Dispersion strengthened copper alloys have been produced by following a powder metallurgy route that have consisted of milling copper and yttrium acetate powders in a planetary ball milling and subsequently sintering by hot isostatic pressing (HIP). In order to increase the degree of densification of the materials, they were subjected to a thermal treatment in vacuum and to a hot rolling process at 1173 K. The decomposition of the yttrium acetate during the thermal treatments resulted in the formation of voids, with a loss of densification that could not be satisfactorily improved with the hot rolling processing. The microstructure and the mechanical and thermal properties of the alloys were analyzed by scanning electron microscopy, electron backscattering diffraction, micro and nanohardness measurements, and compression tests and thermal conductivity measurements, both in the range 300–780 K. The best mechanical properties were obtained for the as-HIP material, with a mean grain size of 0.3 ± 0.3 μm and a yield strength value at room temperature of 520 MPa. In contrast, the material with the highest thermal conductivity for the entire range of temperature was found to be the alloy thermal treated in vacuum at 1273 K and later subjected to the hot rolling processing. The different microstructural characteristics of the alloys such as grain size, defects present in the grains and size of voids seems to be responsible of the differences on their thermal conductivity values.

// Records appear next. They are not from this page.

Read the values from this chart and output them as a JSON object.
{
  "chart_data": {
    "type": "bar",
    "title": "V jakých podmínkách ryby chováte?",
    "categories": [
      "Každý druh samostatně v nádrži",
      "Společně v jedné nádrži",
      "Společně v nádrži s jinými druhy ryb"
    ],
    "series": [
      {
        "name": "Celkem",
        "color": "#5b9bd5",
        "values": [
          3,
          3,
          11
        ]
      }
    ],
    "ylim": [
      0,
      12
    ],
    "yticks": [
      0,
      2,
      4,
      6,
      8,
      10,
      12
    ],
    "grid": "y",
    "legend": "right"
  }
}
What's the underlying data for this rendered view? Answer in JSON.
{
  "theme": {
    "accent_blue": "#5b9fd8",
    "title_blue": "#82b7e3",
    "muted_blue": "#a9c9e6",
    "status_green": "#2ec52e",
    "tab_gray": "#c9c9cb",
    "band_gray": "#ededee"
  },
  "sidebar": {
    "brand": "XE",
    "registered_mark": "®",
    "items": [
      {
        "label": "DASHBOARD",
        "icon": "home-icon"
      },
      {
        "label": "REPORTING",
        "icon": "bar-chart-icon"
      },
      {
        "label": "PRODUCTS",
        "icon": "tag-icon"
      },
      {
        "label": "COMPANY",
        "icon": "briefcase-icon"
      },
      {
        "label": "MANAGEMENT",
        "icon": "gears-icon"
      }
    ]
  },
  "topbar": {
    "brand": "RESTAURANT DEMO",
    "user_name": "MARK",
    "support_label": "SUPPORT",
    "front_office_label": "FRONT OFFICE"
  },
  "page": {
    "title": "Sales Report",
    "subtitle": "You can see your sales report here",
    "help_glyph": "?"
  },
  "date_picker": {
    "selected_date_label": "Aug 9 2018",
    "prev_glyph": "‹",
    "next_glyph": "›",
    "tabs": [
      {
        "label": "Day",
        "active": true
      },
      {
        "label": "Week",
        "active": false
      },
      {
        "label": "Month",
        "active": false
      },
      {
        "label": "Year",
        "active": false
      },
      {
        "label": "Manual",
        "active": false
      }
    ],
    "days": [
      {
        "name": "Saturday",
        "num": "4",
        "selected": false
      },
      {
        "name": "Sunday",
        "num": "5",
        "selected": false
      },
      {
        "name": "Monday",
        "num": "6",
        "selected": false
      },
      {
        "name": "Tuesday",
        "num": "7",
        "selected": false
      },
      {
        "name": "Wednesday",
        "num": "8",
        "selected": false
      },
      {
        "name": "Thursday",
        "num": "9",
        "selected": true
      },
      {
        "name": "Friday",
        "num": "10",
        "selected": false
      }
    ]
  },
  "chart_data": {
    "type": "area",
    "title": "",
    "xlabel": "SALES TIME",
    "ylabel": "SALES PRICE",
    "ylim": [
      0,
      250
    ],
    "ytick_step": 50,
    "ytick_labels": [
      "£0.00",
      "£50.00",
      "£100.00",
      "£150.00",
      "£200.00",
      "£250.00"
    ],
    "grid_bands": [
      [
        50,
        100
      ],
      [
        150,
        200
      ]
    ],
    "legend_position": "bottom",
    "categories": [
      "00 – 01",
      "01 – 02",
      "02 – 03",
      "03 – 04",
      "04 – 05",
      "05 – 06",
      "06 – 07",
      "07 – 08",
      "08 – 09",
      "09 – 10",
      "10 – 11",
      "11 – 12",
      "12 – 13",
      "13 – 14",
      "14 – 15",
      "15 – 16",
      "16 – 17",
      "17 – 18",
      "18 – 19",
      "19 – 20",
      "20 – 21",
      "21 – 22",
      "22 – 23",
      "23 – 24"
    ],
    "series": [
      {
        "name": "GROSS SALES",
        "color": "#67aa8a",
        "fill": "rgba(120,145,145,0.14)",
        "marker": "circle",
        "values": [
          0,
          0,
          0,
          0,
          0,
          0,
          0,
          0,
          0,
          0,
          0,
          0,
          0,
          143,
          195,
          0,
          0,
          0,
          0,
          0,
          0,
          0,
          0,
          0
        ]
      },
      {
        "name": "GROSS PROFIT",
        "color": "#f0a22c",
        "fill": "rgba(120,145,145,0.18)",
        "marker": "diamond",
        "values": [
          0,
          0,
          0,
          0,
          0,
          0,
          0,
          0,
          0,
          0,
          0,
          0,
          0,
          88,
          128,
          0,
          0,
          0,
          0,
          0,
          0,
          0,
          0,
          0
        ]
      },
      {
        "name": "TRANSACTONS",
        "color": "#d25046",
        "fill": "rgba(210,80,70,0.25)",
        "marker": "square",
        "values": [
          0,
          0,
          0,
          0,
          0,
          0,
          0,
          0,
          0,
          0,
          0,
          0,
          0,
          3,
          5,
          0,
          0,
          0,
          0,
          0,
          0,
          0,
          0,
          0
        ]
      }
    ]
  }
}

弥散强化的铜合金是通过粉末冶金路线生产的，该路线包括在行星式球磨机中研磨铜粉和醋酸钇粉，然后通过热等静压（HIP）进行烧结。为了增加材料的致密化程度，将它们在真空中进行热处理，并在1173 K的温度下进行热轧工艺。热处理期间乙酸钇的分解导致形成空隙，并形成气泡。热轧工艺无法令人满意地改善致密化损失。通过扫描电子显微镜，电子反向散射衍射，显微和纳米硬度测量，分析了合金的微观结构以及力学和热学性能。以及压缩测试和热导率测量，都在300–780 K范围内。as-HIP材料获得了最佳的机械性能，平均晶粒尺寸为0.3±0.3μm，室温下的屈服强度值为520 MPa。相反，发现在整个温度范围内具有最高导热率的材料是在真空中于1273 K热处理并随后进行热轧处理的合金。合金的不同微观结构特征，例如晶粒尺寸，晶粒中存在的缺陷和空隙的尺寸，似乎是造成其导热系数差异的原因。3μm，室温下的屈服强度值为520 MPa。相反，发现在整个温度范围内具有最高导热率的材料是在真空中于1273 K热处理并随后进行热轧处理的合金。合金的不同微观结构特征，例如晶粒尺寸，晶粒中存在的缺陷和空隙的尺寸，似乎是造成其导热系数差异的原因。3μm，室温下的屈服强度值为520 MPa。相反，发现在整个温度范围内具有最高导热率的材料是在真空中于1273 K热处理并随后进行热轧处理的合金。合金的不同微观结构特征，例如晶粒尺寸，晶粒中存在的缺陷和空隙的尺寸，似乎是造成其导热系数差异的原因。